La place du spectateur vis-à-vis d’un décor abstrait, (ses réactions : rejet, dégout, adhérer, admiration, symbiose…)
Le rôle de la couleur et des formes géométriques sur l’espace 2 et 3D.

Sophie Taueber, née le 19 janvier 1889 à Davos, en Suisse, morte le 13 janvier 1943 à Zurich, est une artiste, peintre et sculptrice suisse, ayant participé aux mouvements dada puis surréaliste avec son époux, Jean Arp. Son œuvre, marquée par la géométrie et le rythme, embrasse des formats à deux dimensions (tableaux, travaux sur tissu), à trois dimensions  (sculpture, reliefs) et le spectacle vivant (danse, théâtre).

Artiste particulièrement inventive, Sophie Taueber-Arp est pleinement inscrite dans les avant-gardes du début de XXe siècle.
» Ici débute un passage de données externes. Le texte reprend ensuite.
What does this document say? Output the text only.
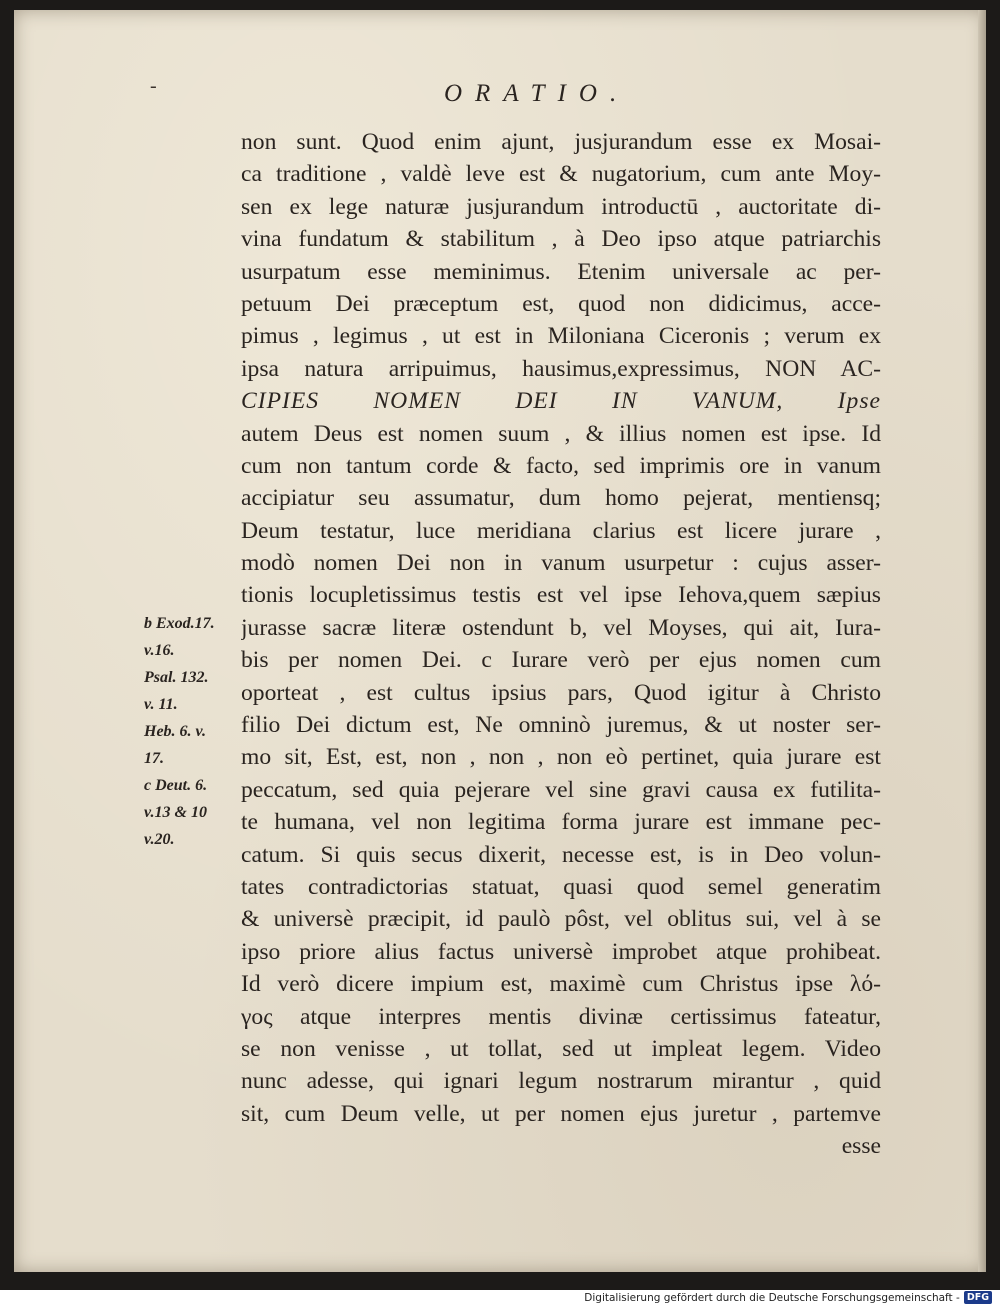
-	ORATIO.
non sunt. Quod enim ajunt, jusjurandum esse ex Mosai-
ca traditione , valdè leve est & nugatorium, cum ante Moy-
sen ex lege naturæ jusjurandum introductū , auctoritate di-
vina fundatum & stabilitum , à Deo ipso atque patriarchis
usurpatum esse meminimus. Etenim universale ac per-
petuum Dei præceptum est, quod non didicimus, acce-
pimus , legimus , ut est in Miloniana Ciceronis ; verum ex
ipsa natura arripuimus, hausimus,expressimus, NON AC-
CIPIES NOMEN DEI IN VANUM, Ipse
autem Deus est nomen suum , & illius nomen est ipse. Id
cum non tantum corde & facto, sed imprimis ore in vanum
accipiatur seu assumatur, dum homo pejerat, mentiensq;
Deum testatur, luce meridiana clarius est licere jurare ,
modò nomen Dei non in vanum usurpetur : cujus asser-
tionis locupletissimus testis est vel ipse Iehova,quem sæpius
jurasse sacræ literæ ostendunt b, vel Moyses, qui ait, Iura-
bis per nomen Dei. c Iurare verò per ejus nomen cum
oporteat , est cultus ipsius pars, Quod igitur à Christo
filio Dei dictum est, Ne omninò juremus, & ut noster ser-
mo sit, Est, est, non , non , non eò pertinet, quia jurare est
peccatum, sed quia pejerare vel sine gravi causa ex futilita-
te humana, vel non legitima forma jurare est immane pec-
catum. Si quis secus dixerit, necesse est, is in Deo volun-
tates contradictorias statuat, quasi quod semel generatim
& universè præcipit, id paulò pôst, vel oblitus sui, vel à se
ipso priore alius factus universè improbet atque prohibeat.
Id verò dicere impium est, maximè cum Christus ipse λό-
γος atque interpres mentis divinæ certissimus fateatur,
se non venisse , ut tollat, sed ut impleat legem. Video
nunc adesse, qui ignari legum nostrarum mirantur , quid
sit, cum Deum velle, ut per nomen ejus juretur , partemve
esse
b Exod.17.
v.16.
Psal. 132.
v. 11.
Heb. 6. v.
17.
c Deut. 6.
v.13 & 10
v.20.
Digitalisierung gefördert durch die Deutsche Forschungsgemeinschaft - DFG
Elle devait pourtant rester longtemps dans l'ombre des grandes figures masculines de la modernité en arts plastiques. Membre de Dada, pratiquant l'art concret bien avant que les principes en soient énoncés par Théo Van Doesburg, elle s'est rapidement associée à des groupes d'artistes de tendance abstraite : Cercle et Carré, Abstraction-Création. Son œuvre très diverse s'exerce dans de nombreux domaines entre lesquels elle entretient de nombreux liens, les nourrissant réciproquement de leurs langages, de leurs esthétiques, de leurs avancées : peinture, sculpture, danse, architecture, architecture d'intérieur, arts décoratifs... Elle devait également fonder et éditer la revue Plastique/PLASTIC.

Vie et œuvre

1889 : Naissance à Devos en Suisse.
1907-1910 : Sophie Taeuber étudie les arts appliqués à Saint-Gall, Munich et Hambourg.
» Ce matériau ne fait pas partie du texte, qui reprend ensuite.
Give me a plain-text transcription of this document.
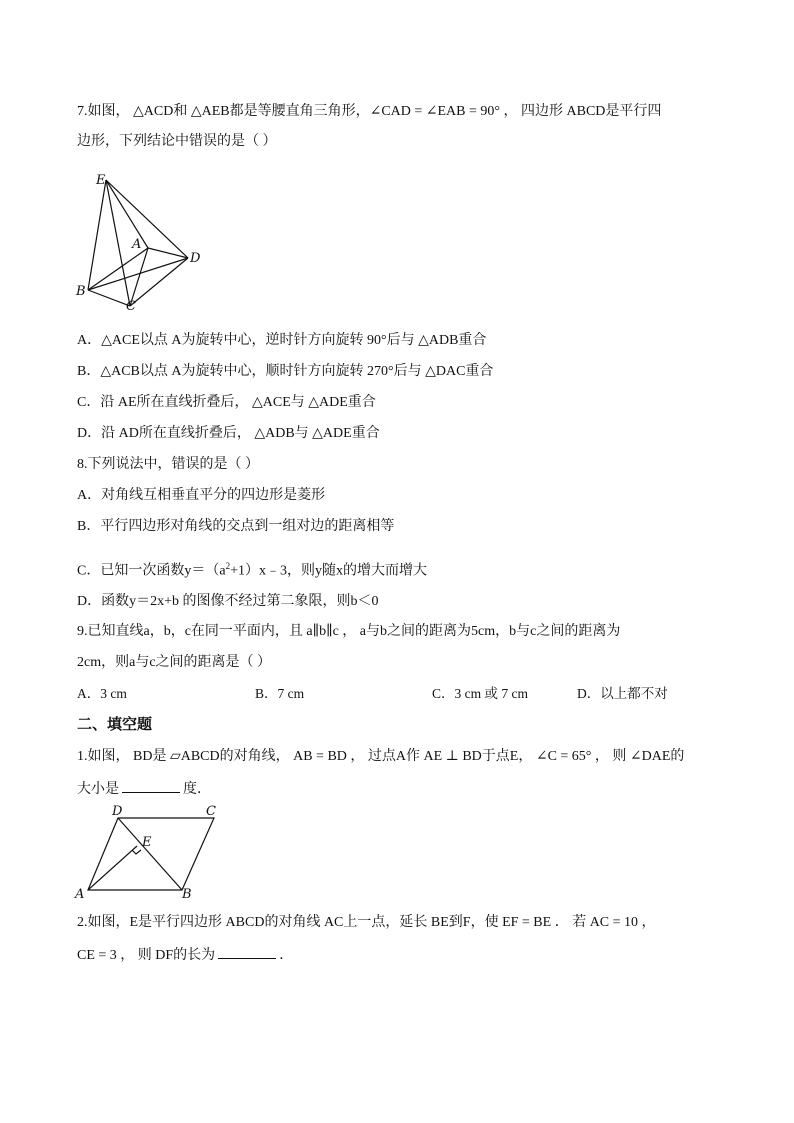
7.如图， △ACD和 △AEB都是等腰直角三角形，∠CAD = ∠EAB = 90° ， 四边形 ABCD是平行四
边形，下列结论中错误的是（ ）
E
A
D
B
C
A．△ACE以点 A为旋转中心，逆时针方向旋转 90°后与 △ADB重合
B．△ACB以点 A为旋转中心，顺时针方向旋转 270°后与 △DAC重合
C．沿 AE所在直线折叠后， △ACE与 △ADE重合
D．沿 AD所在直线折叠后， △ADB与 △ADE重合
8.下列说法中，错误的是（ ）
A．对角线互相垂直平分的四边形是菱形
B．平行四边形对角线的交点到一组对边的距离相等
C．已知一次函数$y=(a^2+1)x﹣3$，则y随x的增大而增大
D．函数y＝2x+b 的图像不经过第二象限，则b＜0
9.已知直线a，b，c在同一平面内，且 a∥b∥c ， a与b之间的距离为5cm，b与c之间的距离为
2cm，则a与c之间的距离是（ ）
A．3 cm	B．7 cm	C．3 cm 或 7 cm	D．以上都不对
二、填空题
1.如图， BD是 ▱ABCD的对角线， AB = BD ， 过点A作 AE ⊥ BD于点E， ∠C = 65° ， 则 ∠DAE的
大小是	度．
D	C
E
A	B
2.如图，E是平行四边形 ABCD的对角线 AC上一点，延长 BE到F，使 EF = BE ． 若 AC = 10 ，
CE = 3 ， 则 DF的长为	．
1915 : Elle s'installe à Zurich, année où elle rencontre Jean Arp et participe au mouvement dada.          
           Premiers tissages, broderies, dessins et jouets.
1921 : Elle épouse Jean Arp.
1926 : Sophie Taeuber-Arp achève la décoration abstraite et géométrique d'un hall de danse avec Jean Arp et Theo van Doesburg. Theo s'est également vu confier le            remaniement entier de l'aile droite de ce bâtiment : l'Aubette de Strasbourg qui devient un complexe de loisirs et de restauration.
1927-1928 : Le couple se construit une maison et un atelier d'artiste, à Clamart (21, rue des Châtaigniers).
1929-1940 :
Cette maison-atelier devient un centre de réflexion et de rencontre avec des artistes comme F.Picabia, M.Duchamp, M.Ernst, J.Miro, R.Delaunay… Elle           est aussi un lieu de création intense avec les deux ateliers.
1929-1936 :
Souhaitant promouvoir la modernité, Sophie Taeuber-Arp participe à plusieurs groupes d’artistes de l’avant-garde..
            - 1929-1930 Cercle et Carré ;
            - 1930-1931 Art concret ;
            - 1931-1936 Abstraction création ;
1931 : Elle entre dans le mouvement Abstraction-Création et crée la revue Plastique, dont cinq numéros seulement paraîtront, de 1937 à 1939.
1940 : Le couple se réfugie en Dordogne puis sur la Côte d'Azur.
12 janvier 1943 : Elle meurt accidentellement à Zurich, intoxiquée par le monoxyde de carbone émis par un poêle à gaz défectueux. Sa mort frappe douloureusement               Jean Arp qui ne travaille plus pendant trois ans.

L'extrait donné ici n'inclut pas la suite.